His stance inspired young Somalis globally, who initiated the #UAEhandsoffSomalia and #Somalia_speaks hashtags.
The last time the Gulf states requested Somalia cut ties with another country was 2012, when President Hassan Sheikh Mohamud cut ties with Iran. President Mohamud’s government received $50 million from Saudi Arabia that day in aid – spoils earned for his eager cooperation.
In this case, the stakes are higher, as Qatar is a valued partner of the FGS, alongside Qatar’s ally Turkey, which has provided an unparalleled level of support to the FGS.
Both relations with the Saudi-UAE-led coalition and Qatar and Turkey are important for Somalia, “but when Somalia recognised that the money coming from the UAE was meant for other purposes than supporting the Somali military, Somalia acted accordingly,” Abdisamad said.

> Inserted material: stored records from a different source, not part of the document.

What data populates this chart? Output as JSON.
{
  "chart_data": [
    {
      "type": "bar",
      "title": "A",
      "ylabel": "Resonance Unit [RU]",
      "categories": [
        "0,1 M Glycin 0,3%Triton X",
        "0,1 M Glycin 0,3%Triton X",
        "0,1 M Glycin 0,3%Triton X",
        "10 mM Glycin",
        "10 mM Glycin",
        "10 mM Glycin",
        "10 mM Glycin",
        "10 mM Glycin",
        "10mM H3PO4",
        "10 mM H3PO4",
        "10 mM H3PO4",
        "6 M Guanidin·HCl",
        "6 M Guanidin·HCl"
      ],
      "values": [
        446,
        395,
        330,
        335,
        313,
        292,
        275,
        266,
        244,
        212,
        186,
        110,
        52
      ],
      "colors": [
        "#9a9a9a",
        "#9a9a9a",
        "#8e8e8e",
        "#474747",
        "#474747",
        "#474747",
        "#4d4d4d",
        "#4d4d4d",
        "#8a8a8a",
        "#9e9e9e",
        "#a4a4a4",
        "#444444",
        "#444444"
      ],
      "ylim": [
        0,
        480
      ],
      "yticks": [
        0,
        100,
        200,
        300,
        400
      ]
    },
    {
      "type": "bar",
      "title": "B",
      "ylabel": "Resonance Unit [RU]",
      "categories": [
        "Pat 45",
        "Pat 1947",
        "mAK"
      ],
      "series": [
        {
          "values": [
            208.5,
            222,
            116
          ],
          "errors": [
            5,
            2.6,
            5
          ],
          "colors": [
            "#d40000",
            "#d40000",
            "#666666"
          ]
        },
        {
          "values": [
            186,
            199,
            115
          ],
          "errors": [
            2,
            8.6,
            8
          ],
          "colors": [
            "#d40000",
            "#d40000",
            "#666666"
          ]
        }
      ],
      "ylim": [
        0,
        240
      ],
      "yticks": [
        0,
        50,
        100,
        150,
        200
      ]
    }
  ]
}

Somalia as a whole and the FGS, in particular, have made great progress in recreating a degree of normalcy in the country. At this very delicate stage, the Somali government, according to Abdisamad, has judged it needs more friends than enemies.
But as the Somali government becomes increasingly bold at determining its foreign policy, the country is also finding its bearings in determining which countries it prefers warm relations with.
“The sovereignty and territorial integrity of Somalia,” he said, “are much more important today than the financial assistance being provided by the UAE.”